2007

It's Trend Time Again

With my mind distracted by a new job, I feel my trends are a bit watery. However, a few readers have vastly improved what I will bring to the table, and I encourage you to keep putting lipstick on my piglet.

The one trend of mine I would underscore is the fledgling emergence of the open-source ILS, which is part of an interesting emergent trend of OSS for libraries–at last.

Most of us are aware that open source software is more like “free kittens” than “free beer.” It still needs to be maintained and updated, and I grit my teeth whenever a substandard, time-sink OSS product is explained away by someone saying, “But it’s free.” My time isn’t free, and my users’ time isn’t free, either.

But an open-source ILS has the potential of being the Apache of library software: the common-sense choice, maintained by a vast community.

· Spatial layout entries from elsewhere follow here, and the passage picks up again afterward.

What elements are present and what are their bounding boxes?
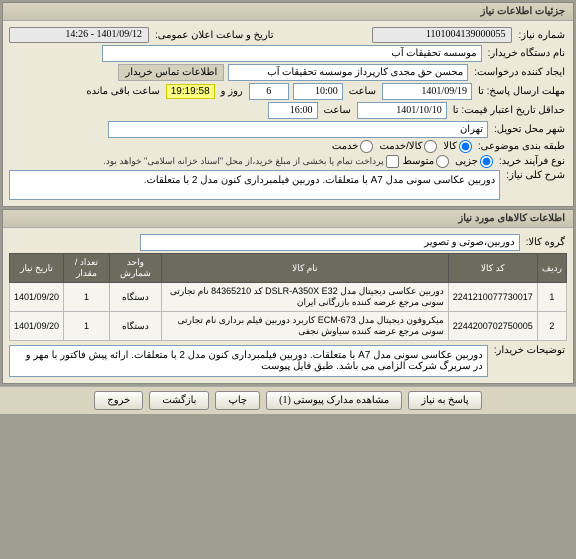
cell-qty: 1 [64, 283, 110, 312]
creator-field: محسن حق مجدی کارپرداز موسسه تحقیقات آب [228, 64, 468, 81]
cell-code: 2241210077730017 [448, 283, 537, 312]
buyer-contact-link[interactable]: اطلاعات تماس خریدار [118, 64, 224, 81]
group-field: دوربین،صوتی و تصویر [140, 234, 520, 251]
cell-unit: دستگاه [109, 312, 161, 341]
pay-note-check[interactable]: پرداخت تمام یا بخشی از مبلغ خرید،از محل … [103, 155, 398, 168]
need-no-label: شماره نیاز: [516, 30, 567, 41]
radio-motevaset-input[interactable] [436, 155, 449, 168]
radio-service[interactable]: کالا/خدمت [379, 140, 437, 153]
valid-date-field: 1401/10/10 [357, 102, 447, 119]
back-button[interactable]: بازگشت [149, 391, 209, 410]
city-label: شهر محل تحویل: [492, 124, 567, 135]
creator-label: ایجاد کننده درخواست: [472, 67, 567, 78]
days-label: روز و [219, 86, 245, 97]
col-qty: تعداد / مقدار [64, 254, 110, 283]
time-label-2: ساعت [322, 105, 353, 116]
class-radio-group: کالا کالا/خدمت خدمت [332, 140, 472, 153]
items-panel: اطلاعات کالاهای مورد نیاز گروه کالا: دور… [2, 209, 574, 384]
notes-label: توضیحات خریدار: [492, 345, 567, 356]
col-date: تاریخ نیاز [10, 254, 64, 283]
cell-date: 1401/09/20 [10, 283, 64, 312]
col-row: ردیف [537, 254, 566, 283]
cell-code: 2244200702750005 [448, 312, 537, 341]
desc-label: شرح کلی نیاز: [504, 170, 567, 181]
radio-jozi[interactable]: جزیی [455, 155, 493, 168]
items-table: ردیف کد کالا نام کالا واحد شمارش تعداد /… [9, 253, 567, 341]
deadline-time-field: 10:00 [293, 83, 343, 100]
buytype-label: نوع فرآیند خرید: [497, 156, 567, 167]
announce-label: تاریخ و ساعت اعلان عمومی: [153, 30, 276, 41]
cell-name: دوربین عکاسی دیجیتال مدل DSLR-A350X E32 … [161, 283, 448, 312]
buytype-radio-group: جزیی متوسط [403, 155, 493, 168]
deadline-date-field: 1401/09/19 [382, 83, 472, 100]
button-bar: پاسخ به نیاز مشاهده مدارک پیوستی (1) چاپ… [0, 386, 576, 414]
radio-khedmat-input[interactable] [360, 140, 373, 153]
col-unit: واحد شمارش [109, 254, 161, 283]
time-label-1: ساعت [347, 86, 378, 97]
radio-service-input[interactable] [424, 140, 437, 153]
respond-button[interactable]: پاسخ به نیاز [408, 391, 482, 410]
buyer-label: نام دستگاه خریدار: [486, 48, 567, 59]
cell-name: میکروفون دیجیتال مدل ECM-673 کاربرد دورب… [161, 312, 448, 341]
cell-n: 2 [537, 312, 566, 341]
pay-note-checkbox[interactable] [386, 155, 399, 168]
need-details-panel: جزئیات اطلاعات نیاز شماره نیاز: 11010041… [2, 2, 574, 207]
print-button[interactable]: چاپ [215, 391, 260, 410]
view-docs-button[interactable]: مشاهده مدارک پیوستی (1) [266, 391, 402, 410]
radio-motevaset[interactable]: متوسط [403, 155, 449, 168]
remain-label: ساعت باقی مانده [84, 86, 161, 97]
valid-time-field: 16:00 [268, 102, 318, 119]
radio-jozi-input[interactable] [480, 155, 493, 168]
group-label: گروه کالا: [524, 237, 567, 248]
table-row[interactable]: 1 2241210077730017 دوربین عکاسی دیجیتال … [10, 283, 567, 312]
valid-label: حداقل تاریخ اعتبار قیمت: تا [451, 105, 567, 116]
notes-box: دوربین عکاسی سونی مدل A7 با متعلقات. دور… [9, 345, 488, 377]
panel1-title: جزئیات اطلاعات نیاز [3, 3, 573, 21]
cell-n: 1 [537, 283, 566, 312]
col-code: کد کالا [448, 254, 537, 283]
announce-field[interactable]: 1401/09/12 - 14:26 [9, 27, 149, 43]
cell-qty: 1 [64, 312, 110, 341]
buyer-field: موسسه تحقیقات آب [102, 45, 482, 62]
cell-date: 1401/09/20 [10, 312, 64, 341]
deadline-label: مهلت ارسال پاسخ: تا [476, 86, 567, 97]
radio-khedmat[interactable]: خدمت [332, 140, 374, 153]
cell-unit: دستگاه [109, 283, 161, 312]
days-field: 6 [249, 83, 289, 100]
col-name: نام کالا [161, 254, 448, 283]
city-field: تهران [108, 121, 488, 138]
desc-box: دوربین عکاسی سونی مدل A7 با متعلقات. دور… [9, 170, 500, 200]
class-label: طبقه بندی موضوعی: [476, 141, 567, 152]
radio-kala-input[interactable] [459, 140, 472, 153]
table-row[interactable]: 2 2244200702750005 میکروفون دیجیتال مدل … [10, 312, 567, 341]
exit-button[interactable]: خروج [94, 391, 143, 410]
need-no-field[interactable]: 1101004139000055 [372, 27, 512, 43]
panel2-title: اطلاعات کالاهای مورد نیاز [3, 210, 573, 228]
countdown-field: 19:19:58 [166, 84, 215, 99]
radio-kala[interactable]: کالا [443, 140, 472, 153]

In fact, thinking about Sarah’s post, I can see a world where the remaining ILS products are OCLC (for libraries that do not have the resources or need to maintain software) and an open-source ILS for nearly everyone else.

One comment

  1. Tom Wilson

    From a former trendster:

    I’d like to suggest that we should abandon the term “integrated library system.” Like in other areas of life, what we call things and how we talk about them have a huge impact on our ability to reconceptualize them. The ILS, I believe, has too much bagage associated with it to allow us effectively to move beyond it.

    Many of us, like Sarah, have been talking about the option of using OCLC, in particular Open WorldCat, as a replacement for a local OPAC, but how many of us have made any progress in getting our organizations to make this happen? How many of us have actually had discussions or, better yet, performed user testing with our constituents to determine what might work for them?